Norton didn’t answer. To take Beijing — it would be one of the fiercest battles in history. Even the idea of it took Norton’s breath away, and he sought refuge in the logistical situation.
“But you do agree, sir, that we couldn’t move yet even if we wanted to.”
“Agreed, but it won’t take us long to get back to full strength, Dick.”
Norton had been told that July and August would be the monsoon months, and that the rain would cause Freeman further pause. It would most commanders, but that was the prob
lem: Freeman wasn’t like most commanders. He’d attacked Pyongyang at night and Ratmanov Island in a blizzard. And won.
“By God, can you imagine it, Dick? For us, the American army, to be in Tiananmen Square. To raise the Stars and Stripes. To free China.” Freeman’s vision was so grand it awed and terrified Norton.
CHAPTER FIFTY-ONE
At the most forward aid station outside Orgon Tal, where he sat with so many others waiting to be attended to, Aussie was already comforted by a medic telling him that his injury was a flesh wound, that he’d lost some blood and the shoulder would be badly bruised for a while but that he’d be all right once they stitched him up. A half hour later Alexsandra Malof, one of the few prisoners to survive the FAV attacks against the guns, was ushered in by a corporal. Aussie instinctively made room for her by him, patting the bench.

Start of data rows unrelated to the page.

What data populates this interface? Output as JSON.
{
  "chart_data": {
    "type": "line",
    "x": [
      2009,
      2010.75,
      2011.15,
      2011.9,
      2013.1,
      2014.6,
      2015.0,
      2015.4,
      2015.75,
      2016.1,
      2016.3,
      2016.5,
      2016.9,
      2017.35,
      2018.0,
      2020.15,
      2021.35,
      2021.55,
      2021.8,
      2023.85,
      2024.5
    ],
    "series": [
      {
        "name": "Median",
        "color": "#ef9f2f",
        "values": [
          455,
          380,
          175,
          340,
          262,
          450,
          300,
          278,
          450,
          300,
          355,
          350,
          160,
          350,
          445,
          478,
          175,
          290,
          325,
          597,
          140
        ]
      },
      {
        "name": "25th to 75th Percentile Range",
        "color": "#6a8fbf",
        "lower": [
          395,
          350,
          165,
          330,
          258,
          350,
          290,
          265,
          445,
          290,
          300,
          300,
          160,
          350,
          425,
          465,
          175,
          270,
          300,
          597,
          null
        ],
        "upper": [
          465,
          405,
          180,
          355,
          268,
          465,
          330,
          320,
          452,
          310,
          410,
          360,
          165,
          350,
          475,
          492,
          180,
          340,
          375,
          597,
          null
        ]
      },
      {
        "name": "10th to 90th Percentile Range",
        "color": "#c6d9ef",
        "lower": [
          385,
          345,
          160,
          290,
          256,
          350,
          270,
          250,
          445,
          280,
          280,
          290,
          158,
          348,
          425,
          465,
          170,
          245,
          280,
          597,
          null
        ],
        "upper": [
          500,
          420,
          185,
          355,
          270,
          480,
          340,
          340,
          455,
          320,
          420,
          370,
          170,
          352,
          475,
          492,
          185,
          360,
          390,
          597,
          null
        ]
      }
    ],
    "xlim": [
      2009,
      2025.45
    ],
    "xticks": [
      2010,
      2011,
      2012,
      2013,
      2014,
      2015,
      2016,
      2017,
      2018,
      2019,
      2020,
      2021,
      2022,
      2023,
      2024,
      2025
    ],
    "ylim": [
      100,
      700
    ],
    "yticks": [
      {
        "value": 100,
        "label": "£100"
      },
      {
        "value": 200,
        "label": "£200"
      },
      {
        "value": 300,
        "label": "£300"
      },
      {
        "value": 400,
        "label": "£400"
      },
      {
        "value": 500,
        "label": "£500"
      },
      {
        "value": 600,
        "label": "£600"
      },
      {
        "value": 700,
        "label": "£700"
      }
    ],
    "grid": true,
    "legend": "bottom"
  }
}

Someone whose pain had got the better of him asked in a loud voice when they were going “to get out of this fucking dump.”
“Hey!” Aussie shouted, the effort hurting his shoulder, but he got everyone’s attention. “Watch the language, lads. Lady present.” He offered her the rest of his coffee, and she accepted. “Must forgive the lads, miss,” Aussie said. “They use a lot of foul language I’m afraid. Don’t go for it myself.” He extended his right hand. “Name’s Aussie Lewis.”
Alexsandra nodded. “I am Alexsandra Malof.”
Her very breathing excited him, and he watched her breasts rise and fall in a unison that mesmerized him. Finally he told her, “They’re sending us back to Khabarovsk for a bit of R and R — rest and recreation.”
“Oh yes,” she said.
“So how about you?”
“Khabarovsk also.”
“That a fact? Look, maybe we could have dinner.”
“Perhaps.” She liked the soldier’s easy friendliness, his openness, and he did not seem as uncouth as some of the others. Someone came in swearing about getting “fucking sand in my fucking contacts.”